Take ur pick tulip.  ISE broker for 300% return or halifax for 100% return..

Sigh....

I'm getting frustrated.

I imagine that FX options work the same as stock options..... if they don't then I shall stick with stock options.

Thanks again guys.


----------



## TulipFX (14 December 2012)

It seems you know more about it then I do.
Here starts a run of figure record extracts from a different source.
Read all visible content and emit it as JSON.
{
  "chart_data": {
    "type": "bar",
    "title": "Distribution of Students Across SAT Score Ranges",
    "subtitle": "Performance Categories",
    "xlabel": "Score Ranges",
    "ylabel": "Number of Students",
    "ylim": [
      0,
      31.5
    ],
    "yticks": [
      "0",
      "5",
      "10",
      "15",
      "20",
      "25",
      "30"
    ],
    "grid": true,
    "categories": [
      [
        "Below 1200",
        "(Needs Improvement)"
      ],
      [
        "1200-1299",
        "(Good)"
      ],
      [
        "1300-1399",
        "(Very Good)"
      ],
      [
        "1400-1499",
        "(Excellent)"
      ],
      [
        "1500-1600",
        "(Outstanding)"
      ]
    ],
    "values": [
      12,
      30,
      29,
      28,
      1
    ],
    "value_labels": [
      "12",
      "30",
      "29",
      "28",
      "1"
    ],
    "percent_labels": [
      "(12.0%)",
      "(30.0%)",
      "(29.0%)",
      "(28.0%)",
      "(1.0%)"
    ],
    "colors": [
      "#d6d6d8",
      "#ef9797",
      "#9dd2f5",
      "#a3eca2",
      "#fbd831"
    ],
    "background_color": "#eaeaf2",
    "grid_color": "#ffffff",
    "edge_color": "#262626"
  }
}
Let me know your answer when you find it so I can pass it on to the next person who asks along the same lines


----------



## >Apocalypto< (14 December 2012)

to my knowledge, they run saxo and IB. I personally wouldn't trade on a Dealing desk made option. (spreads) plus other aspects. agree best to stay with an exchange based option.

I would think options over FX futs would be just as good as a spot option plus they are exchange based, but i am guessing on that call.

I used to do a bit of Futs option trading over feeder cattle never had any probs. 




cbc1 said:


> Hi Tulip,
> 
> Thanks for the response and for the halifax website.  Sadly this is the problem I've been having.  That halifax website trades FXoptions as if they were CFDs.  Whilst this has its benefits my main concern is the profit and the fact that the Halifax website isn't actually connected to the ISE.  Also the options are at fixed prices! WT?  I trade ASX options and I can buy and sell at the fair value (whatever price I want), whilst halifax is fixed.  PWWT. GOH.
> 
> ...


----------



## cbc1 (14 December 2012)

Hi guys,

Thanks again,  I think we ought to close this up.

Turns out it was really quite simple,  I simply went to the ISE website and then went to brokers.  
I don't know why I didn't do this first.  Embarrassing......  

Anyway Apoco thanks for the info,  doesn't really make sense does it,  make $1 here or $4 over there?

Can you believe that in 2005 the FX options had a yearly turnover over of $155 trillion? ?

?


----------